Much of the content in these issues focused on modern technologies and equipment that made infrastructure installation easier and safer, improved power plant construction and performance, made the electric gird safer and more reliable and improved the working conditions of employees in the field. A portion of it, however, touted the benefits of modern technologies and equipment fueled by electricity.

Many feature articles and advertisements introduced new electric irons, refrigerators, washing machines and other appliances and machines that made life easier for “housewives” and home owners. In 1946, one issue of the magazine focused almost solely on streetlights and the role they would play in cities of the future. Even earlier, in the 1920s, utilities sold electric lighting, not electricity, and as late as in the 1950s and 1960s, utilities set up showrooms to feature new all-electric kitchen appliances.

Such appliances and equipment are commonplace now and it’s hard for most of us to imagine a world without them. In the early to mid-20th century, however, they were new, unimagined technologies and electricity providers were promoting them to their customers. During this time, utilities weren’t promoting kilowatt hours, they were selling convenience and modern technologies that improved customers’ lives.

When did they stop doing this? Why did they stop?

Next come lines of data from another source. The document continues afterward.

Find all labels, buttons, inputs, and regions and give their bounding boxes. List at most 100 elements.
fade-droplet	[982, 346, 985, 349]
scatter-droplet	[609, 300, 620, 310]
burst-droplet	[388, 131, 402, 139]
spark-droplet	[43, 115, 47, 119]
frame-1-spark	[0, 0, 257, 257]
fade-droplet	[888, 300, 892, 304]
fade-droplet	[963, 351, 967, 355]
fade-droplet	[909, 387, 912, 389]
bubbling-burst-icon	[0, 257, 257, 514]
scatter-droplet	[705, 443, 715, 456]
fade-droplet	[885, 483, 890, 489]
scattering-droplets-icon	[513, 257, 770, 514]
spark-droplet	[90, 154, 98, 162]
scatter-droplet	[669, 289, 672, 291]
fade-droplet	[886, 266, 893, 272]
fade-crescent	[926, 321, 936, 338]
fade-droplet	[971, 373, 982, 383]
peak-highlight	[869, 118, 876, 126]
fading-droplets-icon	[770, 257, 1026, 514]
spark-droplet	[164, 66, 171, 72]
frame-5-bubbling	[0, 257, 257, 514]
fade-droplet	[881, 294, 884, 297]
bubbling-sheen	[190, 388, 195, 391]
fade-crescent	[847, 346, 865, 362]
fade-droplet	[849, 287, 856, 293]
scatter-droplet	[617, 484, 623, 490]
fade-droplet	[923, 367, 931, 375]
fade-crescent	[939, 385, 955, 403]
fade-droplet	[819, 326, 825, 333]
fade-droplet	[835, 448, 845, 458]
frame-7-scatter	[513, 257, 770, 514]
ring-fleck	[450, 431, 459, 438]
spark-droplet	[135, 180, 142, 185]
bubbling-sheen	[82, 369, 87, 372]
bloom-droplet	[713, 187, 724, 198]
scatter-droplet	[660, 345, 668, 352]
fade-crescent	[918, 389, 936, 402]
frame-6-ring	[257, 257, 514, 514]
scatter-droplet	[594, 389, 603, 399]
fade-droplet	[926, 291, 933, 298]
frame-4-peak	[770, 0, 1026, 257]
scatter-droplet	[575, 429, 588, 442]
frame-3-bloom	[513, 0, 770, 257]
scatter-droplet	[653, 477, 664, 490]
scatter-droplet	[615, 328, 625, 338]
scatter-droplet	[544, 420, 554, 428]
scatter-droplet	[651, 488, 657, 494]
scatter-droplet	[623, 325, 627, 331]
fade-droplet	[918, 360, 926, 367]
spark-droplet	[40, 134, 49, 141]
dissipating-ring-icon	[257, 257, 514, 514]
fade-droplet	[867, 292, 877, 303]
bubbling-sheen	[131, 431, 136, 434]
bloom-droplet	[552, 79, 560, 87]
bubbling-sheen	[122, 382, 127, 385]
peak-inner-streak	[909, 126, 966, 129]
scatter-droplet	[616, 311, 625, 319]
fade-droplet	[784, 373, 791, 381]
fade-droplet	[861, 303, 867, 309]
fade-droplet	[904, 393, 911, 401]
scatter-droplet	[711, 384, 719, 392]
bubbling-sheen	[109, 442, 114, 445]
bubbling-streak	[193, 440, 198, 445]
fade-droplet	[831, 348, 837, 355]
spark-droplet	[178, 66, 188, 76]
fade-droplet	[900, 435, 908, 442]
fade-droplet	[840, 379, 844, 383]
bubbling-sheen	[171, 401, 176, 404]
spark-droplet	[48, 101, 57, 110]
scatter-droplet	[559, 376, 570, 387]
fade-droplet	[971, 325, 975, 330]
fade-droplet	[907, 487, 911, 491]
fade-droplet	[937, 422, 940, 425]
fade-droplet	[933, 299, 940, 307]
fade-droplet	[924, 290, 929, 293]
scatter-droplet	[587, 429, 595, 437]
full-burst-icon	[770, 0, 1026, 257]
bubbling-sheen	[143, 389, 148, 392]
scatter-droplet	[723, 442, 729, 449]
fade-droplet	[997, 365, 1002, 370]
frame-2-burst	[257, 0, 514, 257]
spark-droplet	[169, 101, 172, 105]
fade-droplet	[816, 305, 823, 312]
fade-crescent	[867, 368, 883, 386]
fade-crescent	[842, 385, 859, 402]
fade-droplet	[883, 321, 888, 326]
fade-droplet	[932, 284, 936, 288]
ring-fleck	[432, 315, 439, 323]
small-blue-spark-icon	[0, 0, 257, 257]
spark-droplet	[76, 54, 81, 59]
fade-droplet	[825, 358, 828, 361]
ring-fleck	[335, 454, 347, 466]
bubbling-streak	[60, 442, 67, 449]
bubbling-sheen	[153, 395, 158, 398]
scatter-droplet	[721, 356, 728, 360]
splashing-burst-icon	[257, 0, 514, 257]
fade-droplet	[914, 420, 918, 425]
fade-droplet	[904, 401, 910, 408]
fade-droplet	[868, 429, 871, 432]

For the last several decades, utility customers have bought modern conveniences and technologies powered by electricity from other companies. Electric utilities have been OK with it. But, it’s time for them to dig out their old playbook and take a refresher course on offering customers the modern conveniences made possible by electricity.

On page 18, you’ll see an article by Mike Kaplan of Ecova titled “The Next Nest.” In it he talks about doing just that. On page 31, Tom Rooney and Bill Moran of TRC Companies explain how microgrids are a mega-opportunity for electric utilities.

You might think approaching customers and offering them modern technologies and mega-opportunities is a new concept for utilities. But, I can promise you it isn’t.